Notation:
$I_{k,j}\subseteq (0,1)$ is an interval of length $2^{-k}$.
$\|f\|_p^p=\int_0^1 |f|^p$
$1/p+1/p'=1$
What I got is:
$\large \begin{align*} &2^{kp}\sum_{i=1}^{2^k}\int_{I_{k,j}}[(\int_{I_{k,j}}|f(t)|^p\,dt)2^{-kp/p'}]\,dx\\ &\leq\|f\|_p^p(2^{kp})(2^k)(2^{-k})2^{-kp/p'}\\ &=2^k\|f\|_p^p \end{align*} $
with an extra factor of $2^k$. Did I make any mistake?
I realised my mistake. In my context, $\bigcup_{j=1}^{2^k}I_{k,j}=(0,1)$ (I forgot to mention this). Gordon managed to solve it correctly though.

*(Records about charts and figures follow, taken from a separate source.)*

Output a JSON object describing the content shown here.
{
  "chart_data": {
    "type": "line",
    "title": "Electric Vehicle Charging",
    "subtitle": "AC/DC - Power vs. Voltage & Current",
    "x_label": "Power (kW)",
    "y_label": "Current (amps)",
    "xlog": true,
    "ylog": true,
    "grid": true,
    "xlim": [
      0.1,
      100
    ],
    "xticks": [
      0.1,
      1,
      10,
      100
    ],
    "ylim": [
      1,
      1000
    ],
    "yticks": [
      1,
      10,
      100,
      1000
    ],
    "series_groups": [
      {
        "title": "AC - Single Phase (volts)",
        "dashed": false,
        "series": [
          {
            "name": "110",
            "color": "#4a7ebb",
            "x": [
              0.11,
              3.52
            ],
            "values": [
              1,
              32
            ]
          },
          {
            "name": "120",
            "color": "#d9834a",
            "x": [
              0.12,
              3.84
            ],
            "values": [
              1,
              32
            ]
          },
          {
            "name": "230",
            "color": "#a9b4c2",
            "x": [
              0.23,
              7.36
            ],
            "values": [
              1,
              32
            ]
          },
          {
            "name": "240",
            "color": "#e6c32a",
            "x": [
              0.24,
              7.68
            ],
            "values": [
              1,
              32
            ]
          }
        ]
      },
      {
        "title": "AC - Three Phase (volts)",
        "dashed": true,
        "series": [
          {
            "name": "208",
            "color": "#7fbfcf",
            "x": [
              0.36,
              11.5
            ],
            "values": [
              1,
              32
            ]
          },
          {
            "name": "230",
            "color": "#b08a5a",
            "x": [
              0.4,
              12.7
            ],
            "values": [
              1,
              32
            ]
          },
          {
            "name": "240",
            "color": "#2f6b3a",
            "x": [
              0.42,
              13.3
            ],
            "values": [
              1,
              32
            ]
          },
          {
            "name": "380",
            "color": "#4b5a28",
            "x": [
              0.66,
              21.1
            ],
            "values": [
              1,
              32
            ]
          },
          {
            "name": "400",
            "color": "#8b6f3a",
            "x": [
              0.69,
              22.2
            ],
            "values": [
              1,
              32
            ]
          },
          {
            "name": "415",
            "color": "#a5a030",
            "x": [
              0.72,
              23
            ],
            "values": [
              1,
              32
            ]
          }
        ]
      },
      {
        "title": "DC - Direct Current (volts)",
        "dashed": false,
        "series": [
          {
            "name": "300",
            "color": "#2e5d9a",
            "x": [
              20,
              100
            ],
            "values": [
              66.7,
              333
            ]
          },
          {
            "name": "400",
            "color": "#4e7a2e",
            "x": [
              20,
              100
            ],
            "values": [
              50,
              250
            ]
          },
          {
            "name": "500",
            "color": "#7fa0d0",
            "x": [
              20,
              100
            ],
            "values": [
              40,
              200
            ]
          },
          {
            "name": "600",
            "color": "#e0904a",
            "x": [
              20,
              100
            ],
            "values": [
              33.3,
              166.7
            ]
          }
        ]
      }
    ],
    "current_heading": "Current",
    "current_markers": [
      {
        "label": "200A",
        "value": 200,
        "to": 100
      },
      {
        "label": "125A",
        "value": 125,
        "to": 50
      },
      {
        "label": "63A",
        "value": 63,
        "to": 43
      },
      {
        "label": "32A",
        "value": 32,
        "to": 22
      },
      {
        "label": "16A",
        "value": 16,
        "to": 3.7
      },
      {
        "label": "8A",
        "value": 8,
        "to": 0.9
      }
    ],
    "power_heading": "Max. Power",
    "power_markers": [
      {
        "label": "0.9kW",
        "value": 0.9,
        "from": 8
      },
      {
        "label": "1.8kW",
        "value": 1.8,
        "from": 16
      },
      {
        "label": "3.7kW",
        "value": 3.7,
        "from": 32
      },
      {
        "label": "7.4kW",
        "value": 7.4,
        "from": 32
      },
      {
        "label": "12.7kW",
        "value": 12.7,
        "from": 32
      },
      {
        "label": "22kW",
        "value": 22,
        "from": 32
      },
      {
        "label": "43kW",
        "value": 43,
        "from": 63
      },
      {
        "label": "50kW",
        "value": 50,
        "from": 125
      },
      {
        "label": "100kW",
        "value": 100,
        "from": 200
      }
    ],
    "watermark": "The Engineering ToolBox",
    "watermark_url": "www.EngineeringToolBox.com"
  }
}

Note that \begin{align*} 2^{kp}\sum_{i=1}^{2^k}\int_{I_{k,j}}[(\int_{I_{k,j}}|f(t)|^p\,dt)2^{-kp/p'}]\,dx &= 2^{kp}\sum_{i=1}^{2^k} 2^{-k} 2^{-kp/p'}\int_{I_{k,j}}|f(t)|^p\,dt\\ &=2^{kp-k-kp/p'}\int_0^1|f(t)|^p\,dt\\ &=2^{kp-k-kp(1-1/p)}\int_0^1|f(t)|^p\,dt\\ &=\int_0^1|f(t)|^p\,dt. \end{align*}